Meditate
End-of-session reflection that generates persistent learnings. These reflections inform future sessions, helping Claudia remember not just what happened, but what it learned about working with this user.
When to Activate
- •User explicitly invokes
/meditate - •User signals session end: "let's wrap up", "I'm done for today", "end session"
- •Long session (2+ hours) with significant content
- •After completing a major project milestone
What Reflections Are
Reflections are user-approved insights that decay very slowly and compound over time. They capture:
| Type | Focus | Example |
|---|---|---|
observation | User behavior or preference | "User prefers bullet points over paragraphs for status updates" |
pattern | Recurring theme across sessions | "Mondays typically involve financial review tasks" |
learning | How to work better with this user | "Direct questions get better responses than open-ended ones" |
question | Worth revisiting later | "How did the negotiation with Acme resolve?" |
Key difference from memories: Memories are facts about the world. Reflections are learnings about working with this specific user.
Process
Step 1: Gather Context
Silently retrieve:
- •This session's conversation (from turn buffer or context)
- •Recent memories (48h) for continuity
- •Existing reflections to avoid duplication
- •Active commitments and relationship states
Call memory.reflections to see what already exists Call memory.session_context for recent context (if available)
Step 2: Generate Reflections
Review the session and identify 1-3 reflections. Ask yourself:
- •
What did I learn about how this user prefers to work?
- •Communication style (brief vs detailed, formal vs casual)
- •Preferred formats (bullets, prose, tables)
- •What frustrates them or delights them
- •
What patterns am I seeing across sessions?
- •Recurring challenges or topics
- •Time-based patterns (Monday mornings, end of day)
- •Relationship dynamics
- •
What should I do differently next time?
- •Approaches that worked well
- •Approaches that didn't land
- •Adjustments to make
- •
What questions remain open?
- •Unresolved threads worth following up
- •Things the user mentioned but didn't pursue
- •Context that would be helpful to have
Quality over quantity. One genuine insight beats three generic observations.
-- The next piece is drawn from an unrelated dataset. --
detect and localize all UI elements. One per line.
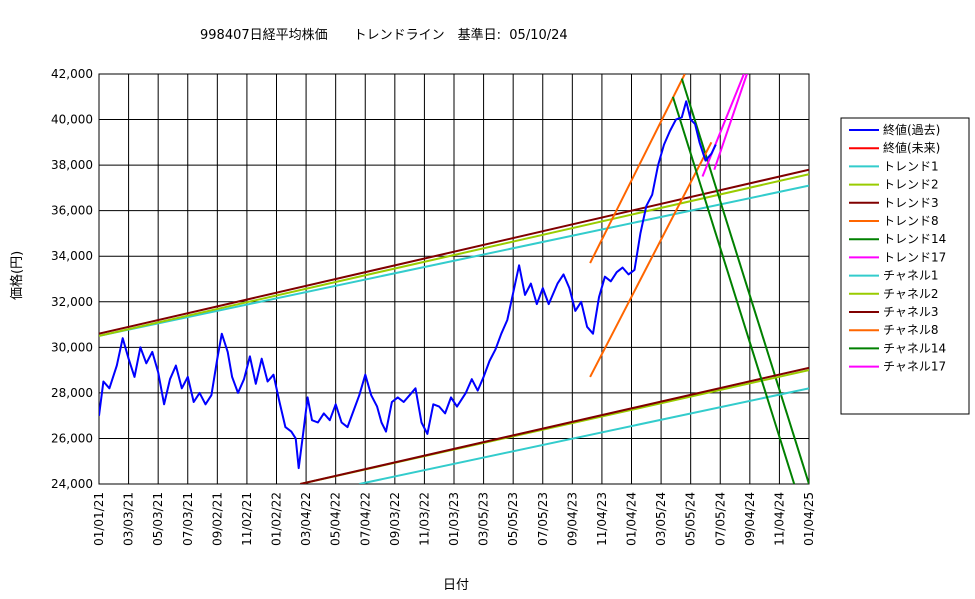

Step 3: Present for Approval
Format reflections clearly and ask for approval:
--- **Session Reflection** Today we [brief 1-2 sentence summary of what happened]. **What I'm taking away:** 1. **Observation:** [User behavior/preference noticed] 2. **Learning:** [How to work better with this user] 3. **Question:** [Something worth revisiting] *Do these feel accurate? Say "looks good" to save, or tell me what to change.* ---
Step 4: Handle Edits
User responses:
| Response | Action |
|---|---|
| "Looks good" / "Save it" | Store all reflections |
| "Remove the second one" | Delete that reflection, store others |
| "That's not quite right about X" | Edit that reflection, then confirm |
| "Skip" / "Don't save anything" | End without storing |
| User provides correction | Update the reflection content |
Step 5: Store and Close
Call memory.end_session with:
- •
narrative: Brief session summary - •
reflections: Array of approved reflections with type, content, and optional about fields - •Other structured extractions (facts, commitments, entities) as needed
Confirm storage: "Got it, I'll keep that in mind. See you next time."
Data Model
Storage
Reflections are stored in the memory daemon's reflections table with:
- •
reflection_type: observation, pattern, learning, question - •
content: The reflection text - •
about_entity_id: Optional link to a specific entity - •
importance: Starts at 0.7 (higher than regular memories) - •
confidence: Starts at 0.8 (user-approved = high confidence) - •
decay_rate: 0.999 (very slow decay, ~2 year half-life) - •
aggregation_count: How many times this has been confirmed - •
first_observed_at/last_confirmed_at: Timeline tracking
Aggregation
When similar reflections accumulate over time:
- •System merges semantically similar reflections (>85% similarity)
- •Aggregation count increases
- •Timeline shows evolution (first noticed, last confirmed)
- •Well-confirmed reflections (3+) decay even slower (0.9995)
Retrieval
Reflections surface through:
- •
memory.reflectionstool for explicit retrieval - •
memory.session_contextincludes relevant reflections - •Semantic search matches reflections to current context
What Makes Good Reflections
Good Examples
- •"User prefers getting the answer first, then the explanation (not the other way around)"
- •"When discussing client work, user values specificity over broad strokes"
- •"User's energy drops in late afternoon sessions; morning is better for complex topics"
- •"The user thinks out loud and doesn't always mean what they first say; I should give space before acting"
Avoid
- •Facts that belong in regular memories: "User has a meeting with Sarah on Tuesday"
- •Vague observations: "User is busy"
- •Single-instance events without pattern: "User was frustrated today"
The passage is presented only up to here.